1977 Renault 5TL

2018 Andy Morgan & Drive-My

Vive la révolution! Renault 5 Régie’s baby and 120 years of watersheds. This year, Renault celebrates its 120th anniversary. So Octane travels to France to uncover the charms of La Régie’s revolutionary baby: the Renault 5. Photography Andy Morgan. Words Glen Waddington.


120 YEARS OF RENAULT


Pottering about rural France, it’s easy to be won over by the charms of this coquettish little Renault 5. It’s demure yet sassy in its navy blue paint, which makes for a classy colour combo with the stretchy tan cloth interior. These days it looks so slender, too, especially when you spy a new Clio hulking nearby. And its pert angularity is French chic made metal. Makes you feel like an extra in a Jean-Luc Godard film.


1977 Renault 5TL

1977 Renault 5TL

It’s fair to say that, with 956cc and 43bhp, the R5 is not the most obviously exciting car ever to have featured in the pages of Octane. But it’s far from the least significant. As a metaphor for the 120-year history of Renault, it’s possibly even more appropriate than the R4 it followed. Renault itself suggests that the brand has been forged by values expressed through models that combine automotive passion, exploration, family, work and play – and emancipation. And the R5 not only espouses liberté and égalité to the core of its little monocoque body, but adds a dose of sisterhood to fraternité. That’s right. The R5 was La Régie’s response to the feminist movement. A world car for the ladies.

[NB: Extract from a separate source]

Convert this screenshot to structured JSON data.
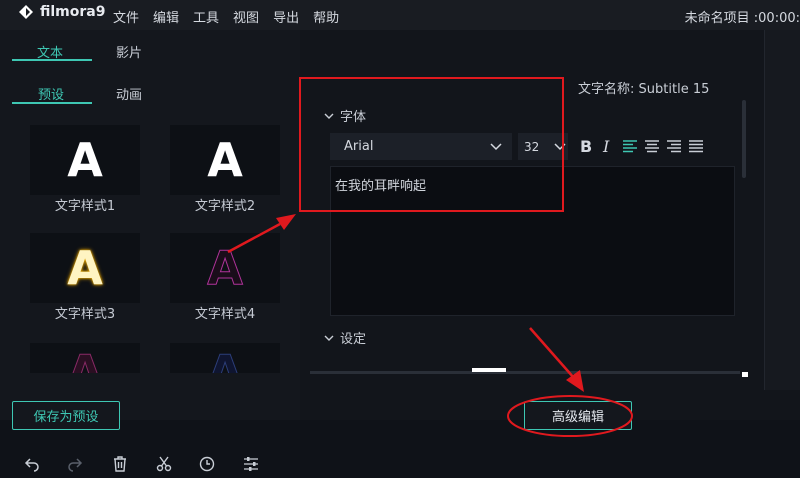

It sounds appallingly sexist now, of course: why would anyone define a car by the gender of its intended buyer? Yet in the late 1960s, when the R5 was conceived, society had been undergoing rapid change. Change that was needed. French women had earned the right to vote only after World War Two; married women could work only with their husband’s permission until 1965, and they hadn’t even been allowed to open their own bank accounts. The student protests and general strikes of May 1968 – half a century ago as Octane goes to press – caused a cultural, social and moral turning point in the history of the country. And rather than reacting to market demand, Renault saw itself as accelerating the social revolution, much as it had before with the launch of the baby 4CV to motorise the French masses, and subsequent voitures à vivre (‘cars for living’), as the utilitarian R4 and more comfort-orientated R16 were known (see respectively).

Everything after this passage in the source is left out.